Обнаженный, он приблизился к ней, а она лихорадочно искала глазами, куда бы скрыться. Пути к отступлению не было. Джудит издала невнятный негромкий звук, когда Алисдер положил свою ладонь ей на руку и осторожно приподнял с кресла. Одного беглого взгляда ей хватило, чтобы рассмотреть его наготу. Он был весь бронзовым от загара, за исключением узкой светлой полоски на бедрах. Джудит плотно закрыла глаза, чтобы не видеть всего остального. Впервые в жизни Джудит видела полностью обнаженного мужчину при ярком солнечном свете, который вливался в комнату через высокие стрельчатые окна. В ярких лучах света танцевали и поблескивали крошечные пылинки. Руки Джудит дрожали, колени стали ватными. Воспоминания о боли и унижении превратили полуденный свет в темную полночь, дышать становилось все труднее. Джудит едва сдерживалась, чтобы не закричать.

Сумеет ли она выдержать боль?

Тем временем Алисдер освободил ее от лифа и нижней юбки. Только лихорадочно бьющийся на шее пульс выдавал ее страх. Она не оказывала ни малейшего сопротивления, пока он заканчивал раздевать ее, лишь еще плотнее закрыла глаза.

Казалось, сейчас Джудит была обнажена до самой души. Кожа у нее была белая-белая, как молоко, груди тяжелые и чуть обвисшие, с гордо торчащими сосками, похожими на крошечные пальчики. Ее талия переходила в совершенные бедра, от которых начинались длинные стройные ноги. Небольшой треугольник каштановых завитков внизу плоского живота неудержимо манил.

У Алисдера буквально чесались пальцы от желания дотронуться до нее, убедиться, что она и в действительности такая мягкая, как кажется. Ему не терпелось изучить ее тело, увидеть, как отвердеют и увеличатся в размерах от прикосновения его губ розовые соски. Алисдер мечтал провести ладонью по округлости ее бедра и посмотреть, охватит ли Джудит дрожь от его прикосновения.

Однако вместо этого он опустился в мягкое кресло и притянул Джудит к себе на колени. Она открыла глаза и с удивлением посмотрела на него.

Одной рукой Алисдер обнял жену за шею и пригнул ее голову, пока она не оказалась у него на груди. Он вздрогнул от неожиданного выражения ее глаз – в них застыли обида, боль и страх, беззвучные и оттого еще более пугающие.

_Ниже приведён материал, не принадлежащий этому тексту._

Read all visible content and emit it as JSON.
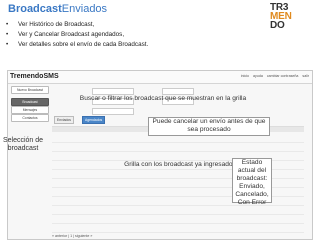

Джудит свернулась калачиком, подтянула колени и прижала руки к груди, словно пытаясь спрятаться от любопытного взгляда Маклеода. Она, разумеется, ощущала, как щекочут щеку волосы у него на груди, какое тепло исходит от его бронзового тела.

Алисдер положил руки на подлокотники кресла и посмотрел в окно, жалея, что не видно моря. Оно хоть немного отвлекло бы его от ощущения тела Джудит, прижавшейся к нему. Страх, как броня, окружал ее.

Его сердце билось у самого ее уха подобно молоту. Сейчас он примется за дело, начнет мучить ее…

Джудит не шевелилась, не потому, что Алисдер держал ее, а потому, что чувствовала себя совершенно беззащитной в залитой солнцем комнате, даже более беззащитной, чем когда стояла перед ним обнаженной.

– Ты знаешь, что я учился в Эдинбурге? – вдруг спросил он.

Джудит не ожидала такого вопроса и рассеянно кивнула, вспомнив его рассказ.

Он неожиданно схватил ее ступню, да так быстро, что Джудит не успела помешать ему и чуть заметно нахмурилась. Пальцы Алисдера слегка щекотали ее. Алисдер отметил, что Джудит в последнее время хмурится все чаще. Под маской невозмутимости, которую она носила с тех пор, как попала в замок, проступило лицо женщины, способной испытывать гнев, радость и сотни других эмоций.

– В ступне больше косточек, – рассеянно проговорил он, будто не замечая ее наготы, – чем в любой другой части тела. Ты знала об этом?

– Нет.

Он легко погладил ступню от лодыжки к пальцам.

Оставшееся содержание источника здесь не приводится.